International Journal of Oncology | 2013
Haruhito Azuma; Teruo Inamoto; Kiyoshi Takahara; Hayahito Nomi; Hiroshi Uehara; Kazumasa Komura; Koichiro Minami; Junko Kouno; Yatsugu Kotake; Hirokazu Abe; Shizuko Takagi; Kazuhiro Yamamoto; Yoshihumi Narumi; Satoshi Kiyama
We have developed a novel form of bladder preservation therapy [OMC (Osaka Medical College)-regimen] involving balloon-occluded-arterial-infusion (BOAI) of an anticancer agent (cisplatin/gemcitabine), used concomitantly with hemodialysis, which delivers an extremely high concentration of anticancer agent to the site of a tumor without systemic adverse effects, along with concurrent radiation. We previously reported that the OMC-regimen elicited a complete response (CR) in >90% of patients with organ confined tumors, while LN(+), T4 tumors and a non-UC histological type were statistically significant risk factors for treatment failure and patient survival. In this study, we investigated the effects of the OMC-regimen in patients with organ confined urothelial cancer tumors and the outcomes were compared to those with total cystectomy. Three hundred and one patients were assigned to receive either the OMC-regimen (n=162) or total cystectomy (n=139). Patients in the OMC-regimen group who failed to achieve CR underwent cystectomy, or secondary BOAI with an increased amount of CDDP or gemcitabine (1600 mg). The OMC-regimen yielded 98.1% of clinical response; CR in 93.8% (152/162) of patients; PR in 4.3% (7/162). More than 96% of the CR patients (146/152) were alive with no evidence of recurrence after a mean follow-up of 166 (range 23-960) weeks. No patients suffered grade III toxicity; all patients successfully completed this therapy.
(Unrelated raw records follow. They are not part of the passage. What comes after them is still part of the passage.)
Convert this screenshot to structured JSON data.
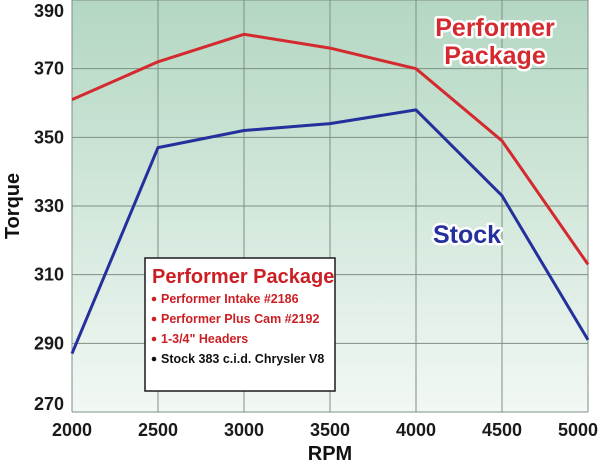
{
  "chart_data": {
    "type": "line",
    "x": [
      2000,
      2500,
      3000,
      3500,
      4000,
      4500,
      5000
    ],
    "xlabel": "RPM",
    "ylabel": "Torque",
    "xlim": [
      2000,
      5000
    ],
    "ylim": [
      270,
      390
    ],
    "x_ticks": [
      "2000",
      "2500",
      "3000",
      "3500",
      "4000",
      "4500",
      "5000"
    ],
    "y_ticks": [
      "390",
      "370",
      "350",
      "330",
      "310",
      "290",
      "270"
    ],
    "series": [
      {
        "name": "Performer Package",
        "label_lines": [
          "Performer",
          "Package"
        ],
        "color": "#d42a2f",
        "values": [
          361,
          372,
          380,
          376,
          370,
          349,
          313
        ]
      },
      {
        "name": "Stock",
        "label_lines": [
          "Stock"
        ],
        "color": "#24309c",
        "values": [
          287,
          347,
          352,
          354,
          358,
          333,
          291
        ]
      }
    ],
    "legend": {
      "title": "Performer Package",
      "placement": "bottom-left",
      "items": [
        {
          "text": "Performer Intake #2186",
          "color": "#cc1f24"
        },
        {
          "text": "Performer Plus Cam #2192",
          "color": "#cc1f24"
        },
        {
          "text": "1-3/4\" Headers",
          "color": "#cc1f24"
        },
        {
          "text": "Stock 383 c.i.d. Chrysler V8",
          "color": "#111111"
        }
      ]
    },
    "grid": true,
    "background_gradient": [
      "#b3d7c2",
      "#f2f8f4"
    ]
  }
}
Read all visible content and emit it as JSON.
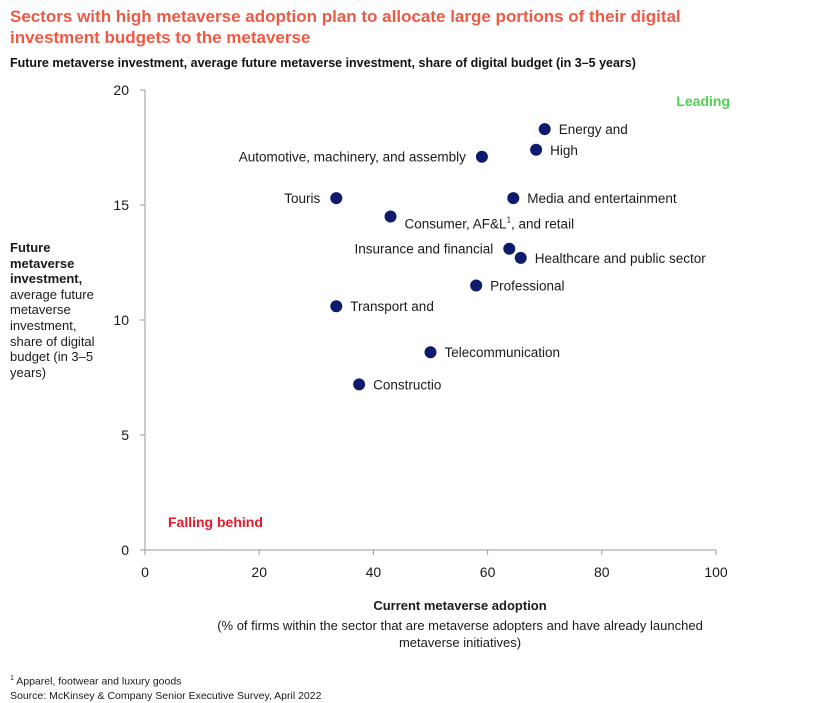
{
  "title": "Sectors with high metaverse adoption plan to allocate large portions of their digital investment budgets to the metaverse",
  "subtitle": "Future metaverse investment, average future metaverse investment, share of digital budget (in 3–5 years)",
  "y_axis_label": {
    "bold": "Future metaverse investment,",
    "rest": "average future metaverse investment, share of digital budget (in 3–5 years)"
  },
  "x_axis_label": {
    "bold": "Current metaverse adoption",
    "rest": "(% of firms within the sector that are metaverse adopters and have already launched metaverse initiatives)"
  },
  "footnote": {
    "marker": "1",
    "note": " Apparel, footwear and luxury goods",
    "source": "Source: McKinsey & Company Senior Executive Survey, April 2022"
  },
  "colors": {
    "title": "#ef5a45",
    "point": "#0d1a6e",
    "leading": "#4cd24c",
    "falling_behind": "#e8192c",
    "axis": "#9a9a9a"
  },
  "chart_data": {
    "type": "scatter",
    "xlim": [
      0,
      100
    ],
    "ylim": [
      0,
      20
    ],
    "x_ticks": [
      0,
      20,
      40,
      60,
      80,
      100
    ],
    "y_ticks": [
      0,
      5,
      10,
      15,
      20
    ],
    "grid": false,
    "annotations": [
      {
        "text": "Leading",
        "position": "top-right",
        "color": "#4cd24c"
      },
      {
        "text": "Falling behind",
        "position": "bottom-left",
        "color": "#e8192c"
      }
    ],
    "points": [
      {
        "label": "Energy and",
        "x": 70,
        "y": 18.3,
        "side": "right"
      },
      {
        "label": "High",
        "x": 68.5,
        "y": 17.4,
        "side": "right"
      },
      {
        "label": "Automotive, machinery, and assembly",
        "x": 59,
        "y": 17.1,
        "side": "left"
      },
      {
        "label": "Touris",
        "x": 33.5,
        "y": 15.3,
        "side": "left"
      },
      {
        "label": "Media and entertainment",
        "x": 64.5,
        "y": 15.3,
        "side": "right"
      },
      {
        "label": "Consumer, AF&L",
        "sup": "1",
        "suffix": ", and retail",
        "x": 43,
        "y": 14.5,
        "side": "right-below"
      },
      {
        "label": "Insurance and financial",
        "x": 63.8,
        "y": 13.1,
        "side": "left"
      },
      {
        "label": "Healthcare and public sector",
        "x": 65.8,
        "y": 12.7,
        "side": "right"
      },
      {
        "label": "Professional",
        "x": 58,
        "y": 11.5,
        "side": "right"
      },
      {
        "label": "Transport and",
        "x": 33.5,
        "y": 10.6,
        "side": "right"
      },
      {
        "label": "Telecommunication",
        "x": 50,
        "y": 8.6,
        "side": "right"
      },
      {
        "label": "Constructio",
        "x": 37.5,
        "y": 7.2,
        "side": "right"
      }
    ]
  }
}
The patient survival was significantly better compared to the cystectomy group; the overall 5-, 10- and 15-year survival rates were 87.3, 79.6 and 59.7%, respectively. Moreover, the 5-, 10- and 15-year bladder intact survival rates, the most important issue for bladder preservation therapy, were 85.7, 78.4 and 58.8%, respectively. In conclusion, the OMC-regimen is a useful bladder-preservation strategy, not only in those for whom cystectomy is indicated, but also in patients whose condition is not amenable to curative treatment and for whom palliation would otherwise seem the only option.